A New Robust Method for Nonlinear RegressionTabatabai MA1, Kengwoung-Keumo JJ2, Eby WM3, Bae S4, Manne U5, Fouad M4 and Singh KP4*
- *Corresponding Author:
- Singh KP
Department of Medicine Division of Preventive Medicine and Comprehensive Cancer Center
University of Alabama Birmingham, Birmingham, AL 35294, USA
E-mail: [email protected]
Received date: June 30, 2014; Accepted date: September 10, 2014; Published date: September 18, 2014
Citation: Tabatabai MA, Kengwoung-Keumo JJ, Eby WM, Bae S, Manne U, et al. (2014) A New Robust Method for Nonlinear Regression. J Biom Biostat 5:199. doi: 10.4172/2155-6180.1000199
Copyright: © 2014 Tabatabai MA, et al. This is an open-access article distributed under the terms of the Creative Commons Attribution License, which permits unrestricted use, distribution, and reproduction in any medium, provided the original author and source are are credited.

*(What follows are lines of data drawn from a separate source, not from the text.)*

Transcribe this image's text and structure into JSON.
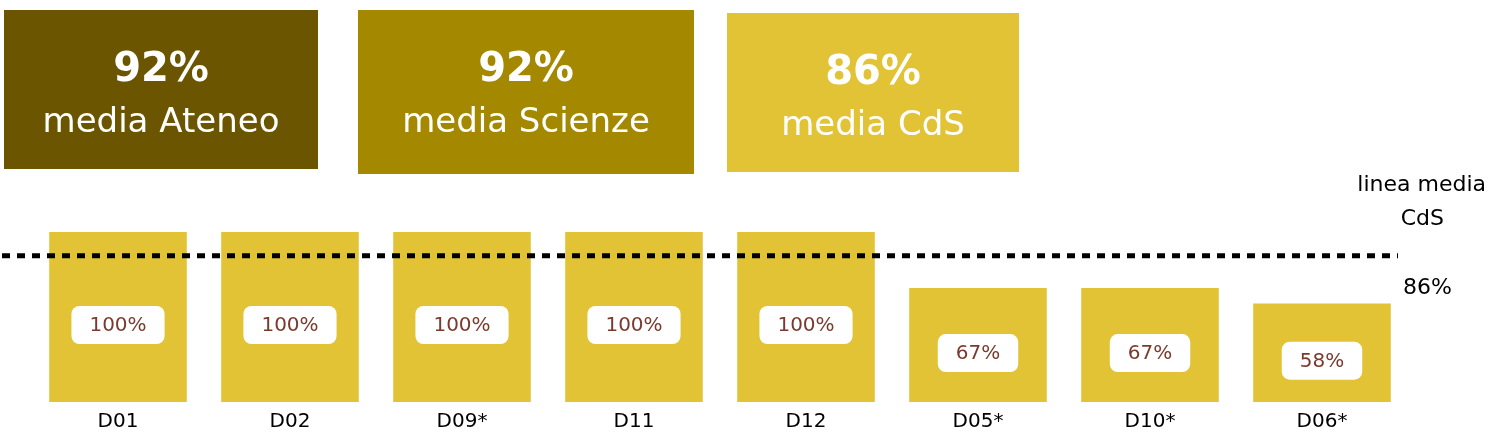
{
  "chart_data": {
    "type": "bar",
    "categories": [
      "D01",
      "D02",
      "D09*",
      "D11",
      "D12",
      "D05*",
      "D10*",
      "D06*"
    ],
    "values": [
      100,
      100,
      100,
      100,
      100,
      67,
      67,
      58
    ],
    "value_labels": [
      "100%",
      "100%",
      "100%",
      "100%",
      "100%",
      "67%",
      "67%",
      "58%"
    ],
    "color": "#e2c335",
    "ylim": [
      0,
      100
    ],
    "tick_labels": "x",
    "grid": false,
    "legend": false,
    "ref_lines": [
      {
        "axis": "y",
        "value": 86,
        "label": "linea media CdS",
        "color": "#000000",
        "line_style": "dotted"
      }
    ],
    "annotations": [
      "92%",
      "media Ateneo",
      "92%",
      "media Scienze",
      "86%",
      "media CdS",
      "86%"
    ]
  }
}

Background: When outliers are present, the least squares method of nonlinear regression performs poorly. The main purpose of this paper is to provide a robust alternative technique to the Ordinary Least Squares nonlinear regression method. This new robust nonlinear regression method can provide accurate parameter estimates when outliers and/or influential observations are present.
Method: Real and simulated data for drug concentration and tumor size-metastasis are used to assess the performance of this new estimator. Monte Carlo simulations are performed to evaluate the robustness of our new method in comparison with the Ordinary Least Squares method.
Results: In simulated data with outliers, this new estimator of regression parameters seems to outperform the Ordinary Least Squares with respect to bias, mean squared errors, and mean estimated parameters. Two algorithms have been proposed. Additionally and for the sake of computational ease and illustration, a Mathematica program has been provided in the Appendix.
Conclusion: The accuracy of our robust technique is superior to that of the Ordinary Least Squares. The robustness and simplicity of computations make this new technique more appropriate and useful tool for the analysis of nonlinear regressions.